To understand the tragedy which has befallen the Belgians, indeed much of the rest of the world, where different groups of individuals are responsible for causing harm while insisting that their objective is to establish good, I am reminded of the absoluteness of faith so many have. But as events have shown lately, such arrogance is often a reflection more of their individual personalities than anything holy.
Our failing as Muslims is simply that we are not aware of our own rich theological traditions. The dialogue and discourse which took place before, over hundreds of years has been lost to a particular brand of Islam which has been exported around the world as a result of the oil boom.
All Muslims insist that Prophet Muhammad was the best example, but most Muslims know only a selective part of his behavior which like all things in popular culture, are glamorized; ignoring the rest.

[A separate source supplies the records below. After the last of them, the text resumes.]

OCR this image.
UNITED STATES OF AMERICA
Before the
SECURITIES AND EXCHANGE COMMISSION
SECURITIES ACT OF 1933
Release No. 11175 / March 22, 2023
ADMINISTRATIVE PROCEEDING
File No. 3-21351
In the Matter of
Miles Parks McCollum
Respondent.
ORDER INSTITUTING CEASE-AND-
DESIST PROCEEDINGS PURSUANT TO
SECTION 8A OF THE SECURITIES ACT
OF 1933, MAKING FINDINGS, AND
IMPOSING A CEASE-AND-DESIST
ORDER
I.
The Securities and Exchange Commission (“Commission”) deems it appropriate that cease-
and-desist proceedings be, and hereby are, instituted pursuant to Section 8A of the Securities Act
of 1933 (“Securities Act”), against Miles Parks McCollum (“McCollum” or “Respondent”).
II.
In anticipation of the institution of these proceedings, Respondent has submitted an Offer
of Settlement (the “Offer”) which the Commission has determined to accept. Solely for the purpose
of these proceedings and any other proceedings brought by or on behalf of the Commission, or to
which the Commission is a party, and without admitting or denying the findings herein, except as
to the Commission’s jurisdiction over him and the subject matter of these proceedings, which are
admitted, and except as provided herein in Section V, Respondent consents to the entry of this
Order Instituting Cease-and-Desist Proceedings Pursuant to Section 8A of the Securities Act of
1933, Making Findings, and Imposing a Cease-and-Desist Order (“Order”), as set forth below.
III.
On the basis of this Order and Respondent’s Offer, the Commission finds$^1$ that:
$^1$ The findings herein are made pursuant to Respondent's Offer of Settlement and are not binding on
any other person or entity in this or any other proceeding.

The most relevant to the recent bombing is Prophet Muhammad’s (peace be upon him) definition of his ‘Ummah’ as a community of people who help one another – irrespective of faith – to ensure safety for each other and the freedom to practice their own religion. All the while most Muslims interpret the word ‘Ummah’ to simply mean a ‘community of Muslims.’
Our dishonesty with our own Prophet (PBUH) and his wisdom is one of the lead contributors to the growth of injustice by these small groups around the world, who murder indiscriminately.
In the content of any of these bombings around the world, I am reminded of two statements from Prophet Muhammad (PBUH). The first, when asked, ‘O Messenger of God, there is a person who prays, who gives charity, fasts regularly, but they harm their neighbors.’ He responded, ‘They will go to hell.’
The second, Prophet Muhammad once said:
‘By God, he is not a believer.
By God, he is not a believer.
By God, he is not a believer.’
When asked who? He replied,
‘One whose neighbor does not feel safe from his evil.’
We live in one world, which is a small world, and our neighbors – like Prophet Muhammad’s neighbors – are often non-Muslim.
By shifting the focus away from Muslim privilege to being just to every person, irrespective of faith, we reflect better the values which Islam teaches; but that is a jihad (struggle) that many Muslims have yet to overcome.